Ski Diva Extraordinaire
My Secret 96 is pretty great. Wide enough for out west but I've accidentally brought it out in western Massachusetts when I thought it was going to be soft and wasn't. They did amazing on our hard pack. They are light but not noodly and can handle everything I've thrown at it.
 

maddy13

Certified Ski Diva
Interesting that she thought the Sheevas were too burly. My complaint is their tips deflect.

Stable in West chop, but nimble and easy is a tough ask.

I know she didn’t like the Santa Ana 98s, but the new Santa Anas are different than last years (which I didn’t love). I think they are more playful and a bit livelier. I thought the Santa Ana 97 was really easy and intuitive to ski, while still having a bit of suspension to absorb chop.

The Liberty Genesis is fun, but not a lot of suspension, and I thought it was similar to the Sheeva.
 

BlizzardBabe

Ski Diva Extraordinaire
Thanx all,

I didn't understand about the Sheeva either, @maddy13. I found it to be pretty playful and forgiving. They've widened it from a 92 to a 96 and I thought that might make a difference for her. At any rate, I think she has pulled the plug and ordered the Volkl Blaze 94. If it skis anything like the 86 I think she'll be very happy with it.
 

AuntFreshie

Diva in Training
I skied on the Blizzard Black Pearl (88 under foot) for years and it really was a good ski to level-up my bump skiing on. It's playful and forgiving, but I wouldn't say it's super stable at speed though. Yes, hard to find one ski that does it all. I'm poised now to purchase the Sheeva 9 in a 168 since I'm ready to go to a wider all mountain ski, but plan to keep my Black Pearls on hand for spring bumps.
 

skibum4ever

Angel Diva
DH wants me to try out my Nordica Wildfires this trip. They are 162 and 105 underfoot.

Given how poorly I am skiing on my shorter and narrower Volkl Blaze, I'm curious if this could possibly be a good idea.
 

BlizzardBabe

Ski Diva Extraordinaire
DH wants me to try out my Nordica Wildfires this trip.
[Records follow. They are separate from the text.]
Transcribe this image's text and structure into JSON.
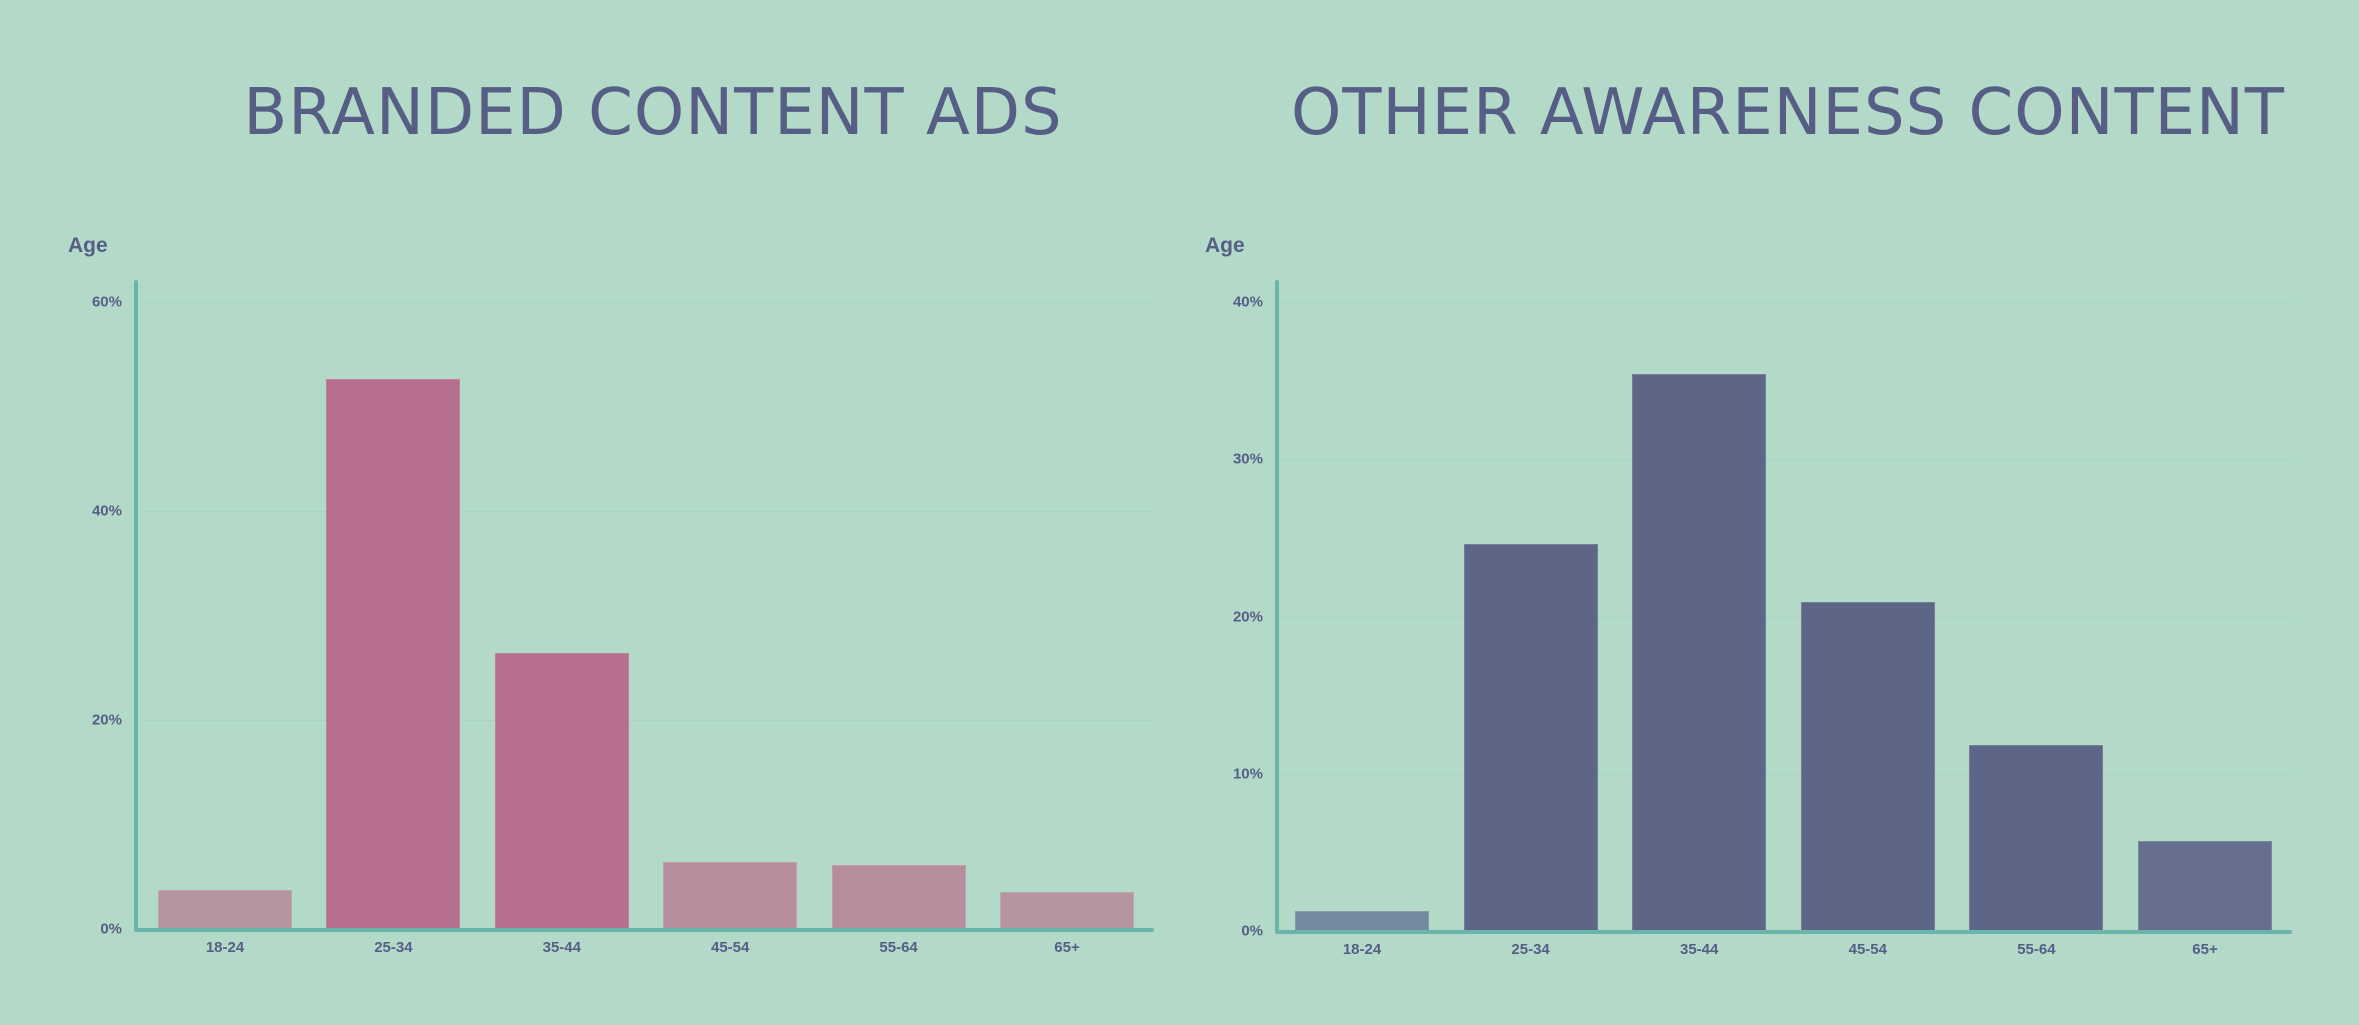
{
  "page": {
    "background": "#b3d9c9",
    "title_color": "#565e86",
    "axis_color": "#6ab5ab"
  },
  "chart_data": [
    {
      "type": "bar",
      "title": "BRANDED CONTENT ADS",
      "xlabel": "",
      "ylabel": "Age",
      "categories": [
        "18-24",
        "25-34",
        "35-44",
        "45-54",
        "55-64",
        "65+"
      ],
      "values": [
        3.7,
        52.6,
        26.4,
        6.4,
        6.1,
        3.5
      ],
      "unit": "%",
      "ylim": [
        0,
        60
      ],
      "yticks": [
        "0%",
        "20%",
        "40%",
        "60%"
      ],
      "ytick_values": [
        0,
        20,
        40,
        60
      ],
      "grid": true,
      "legend": null,
      "bar_colors": [
        "#b5959f",
        "#b56e8e",
        "#b56e8e",
        "#b58d9c",
        "#b58d9c",
        "#b5959f"
      ]
    },
    {
      "type": "bar",
      "title": "OTHER AWARENESS CONTENT",
      "xlabel": "",
      "ylabel": "Age",
      "categories": [
        "18-24",
        "25-34",
        "35-44",
        "45-54",
        "55-64",
        "65+"
      ],
      "values": [
        1.3,
        24.6,
        35.4,
        20.9,
        11.8,
        5.7
      ],
      "unit": "%",
      "ylim": [
        0,
        40
      ],
      "yticks": [
        "0%",
        "10%",
        "20%",
        "30%",
        "40%"
      ],
      "ytick_values": [
        0,
        10,
        20,
        30,
        40
      ],
      "grid": true,
      "legend": null,
      "bar_colors": [
        "#768a9f",
        "#5d6687",
        "#5d6687",
        "#5d6687",
        "#5d6687",
        "#66708e"
      ]
    }
  ]
}
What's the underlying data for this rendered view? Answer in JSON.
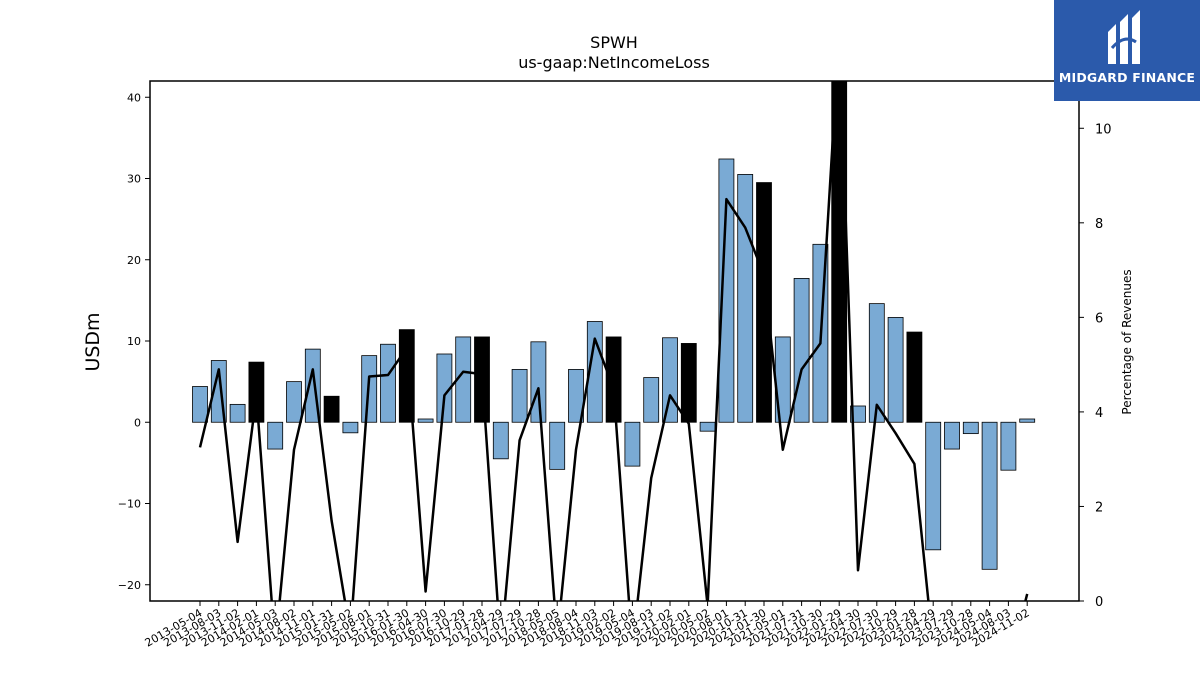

They are 162 and 105 underfoot.

Given how poorly I am skiing on my shorter and narrower Volkl Blaze, I'm curious if this could possibly be a good idea.
Have you had any analysis re your skiing w/the Blaze? If you are skiing deep powder I can understand wanting to go with a wider ski like the 105s. Personally, the wider I go (and the older I get), the worse my form becomes given the punishment my knees take in getting a wider ski on edge. If you are skiing powder, though, those edges aren't as critical.
 

BlizzardBabe

Ski Diva Extraordinaire
Interesting that she thought the Sheevas were too burly. My complaint is their tips deflect.

Stable in West chop, but nimble and easy is a tough ask.

I know she didn’t like the Santa Ana 98s, but the new Santa Anas are different than last years (which I didn’t love). I think they are more playful and a bit livelier. I thought the Santa Ana 97 was really easy and intuitive to ski, while still having a bit of suspension to absorb chop.

The Liberty Genesis is fun, but not a lot of suspension, and I thought it was similar to the Sheeva.
Sheeva redux -- It wasn't the Sheeva 9 afterall, @maddy13 . She was confusing it with the Secret.